7.Structure of acquisition

Take advice from dental professionals on the best acquisition structure for you. If you get the structure of the business wrong it can cost you more in solicitor’s fees to correct it and you may not be able to hold the NHS contract within the structure, which in turn can cause delays in the sale and incur additional costs.

8.Securing finance

DE Finance can help recommend you as a purchaser by assessing any target practice that you want to bid on. We can give you an indication of deposit levels, how much work you will need to do in the practice and also let you know if we are confident that you will be able to secure funding against it. Having a professional that really understands the acquisition will help with the smooth running of the sale and ensure that you don’t have any unnecessary delays. Many people ask us the difference between approaching a bank directly and using a broker, my answer is always the same: you can approach directly, but because we have experience dealing with the banks we have a very good idea which is the best bank manager to approach.

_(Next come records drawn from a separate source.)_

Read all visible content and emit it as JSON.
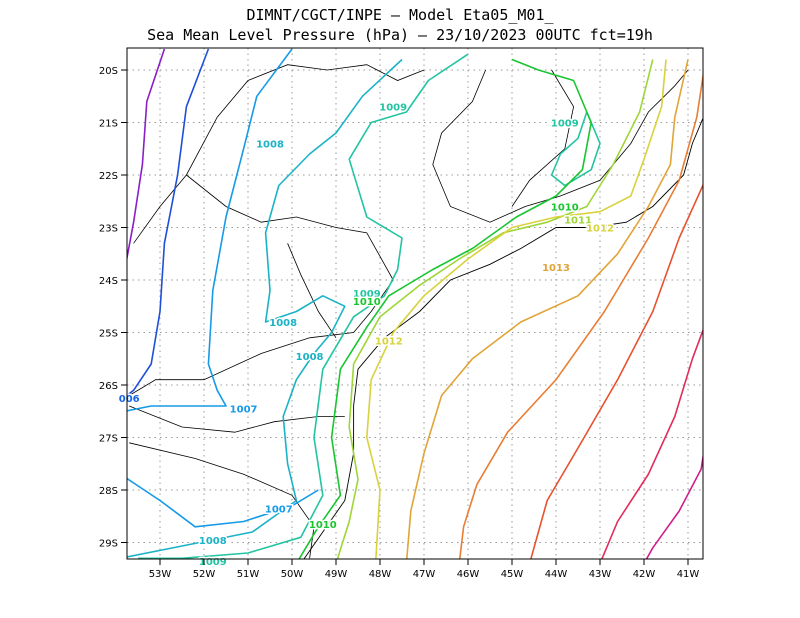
{
  "header": {
    "line1": "DIMNT/CGCT/INPE —  Model Eta05_M01_",
    "line2": "Sea Mean Level Pressure (hPa) — 23/10/2023 00UTC fct=19h"
  },
  "axes": {
    "x_ticks": [
      "53W",
      "52W",
      "51W",
      "50W",
      "49W",
      "48W",
      "47W",
      "46W",
      "45W",
      "44W",
      "43W",
      "42W",
      "41W"
    ],
    "y_ticks": [
      "20S",
      "21S",
      "22S",
      "23S",
      "24S",
      "25S",
      "26S",
      "27S",
      "28S",
      "29S"
    ]
  },
  "contour_labels": [
    {
      "text": "1009",
      "color": "#22c4a2",
      "lon": -47.7,
      "lat": -20.7
    },
    {
      "text": "1009",
      "color": "#22c4a2",
      "lon": -43.8,
      "lat": -21.0
    },
    {
      "text": "1008",
      "color": "#1ab3c6",
      "lon": -50.5,
      "lat": -21.4
    },
    {
      "text": "1010",
      "color": "#19c531",
      "lon": -43.8,
      "lat": -22.6
    },
    {
      "text": "1011",
      "color": "#9ed636",
      "lon": -43.5,
      "lat": -22.85
    },
    {
      "text": "1012",
      "color": "#d8d23c",
      "lon": -43.0,
      "lat": -23.0
    },
    {
      "text": "1013",
      "color": "#e0a437",
      "lon": -44.0,
      "lat": -23.75
    },
    {
      "text": "1009",
      "color": "#22c4a2",
      "lon": -48.3,
      "lat": -24.25
    },
    {
      "text": "1010",
      "color": "#19c531",
      "lon": -48.3,
      "lat": -24.4
    },
    {
      "text": "1008",
      "color": "#1ab3c6",
      "lon": -50.2,
      "lat": -24.8
    },
    {
      "text": "1012",
      "color": "#d8d23c",
      "lon": -47.8,
      "lat": -25.15
    },
    {
      "text": "1008",
      "color": "#1ab3c6",
      "lon": -49.6,
      "lat": -25.45
    },
    {
      "text": "006",
      "color": "#1565e6",
      "lon": -53.7,
      "lat": -26.25
    },
    {
      "text": "1007",
      "color": "#169ae8",
      "lon": -51.1,
      "lat": -26.45
    },
    {
      "text": "1007",
      "color": "#169ae8",
      "lon": -50.3,
      "lat": -28.35
    },
    {
      "text": "1010",
      "color": "#19c531",
      "lon": -49.3,
      "lat": -28.65
    },
    {
      "text": "1008",
      "color": "#1ab3c6",
      "lon": -51.8,
      "lat": -28.95
    },
    {
      "text": "1009",
      "color": "#22c4a2",
      "lon": -51.8,
      "lat": -29.35
    }
  ],
  "colors": {
    "p1005": "#8a1fc8",
    "p1006": "#1e4fd8",
    "p1007": "#169ae8",
    "p1008": "#1ab3c6",
    "p1009": "#22c4a2",
    "p1010": "#19c531",
    "p1011": "#9ed636",
    "p1012": "#d8d23c",
    "p1013": "#e0a437",
    "p1014": "#ea7d34",
    "p1015": "#e8512f",
    "p1016": "#e02c5d",
    "p1017": "#d01e8c"
  }
}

The other frequently asked question is whether we can secure you preferential rates; this is not true. However, because of our knowledge, experience and ability to place your application with someone that works with us on a regular basis, we tend to find that they come in with their best rates anyway. Altogether, securing the right deal for you at the best rate possible is a selective process, so you need to make sure you are giving yourself the best opportunities.


To minimise delays, your application must be submitted on time (typically 10 weeks or more before the projected completion date) correctly filled out according to CQC’s exact specifications. If there are any errors or incomplete details the application will be rejected, so make sure you read the questions carefully and give yourself sufficient time to fill in the form (roughly about eight hours). DE Finance can support you with this process to ensure minimal fuss.  Our advice is to start the CQC process and apply for your DBS as soon as you have agreed Heads of Terms with the vendor.

10.Due diligence

This part of the process is essential to ensuring the practice is viable and there are no major problems that could affect business later on down the line. As a buyer, due diligence is largely out of your control, however, you must not become complacent at this stage. Review the information given to you by the seller’s team with your dental specialist solicitor, and if there any issues, raise them sooner rather than later. Other than that, the key is to be patient; gathering documentation can take a long time, with delays often expected along the way. All you can do is stay positive and ensure you utilise the services of a solicitor who knows practice acquisitions like the back of their hand. Equally DE Finance will help co-ordinate this information and handle any communication between parties to ensure that all documentation is completed and returned ready for completion.

To stay ahead of the game make sure you are up to date with dental practice acquisition processes – it could make all the difference to your outcome.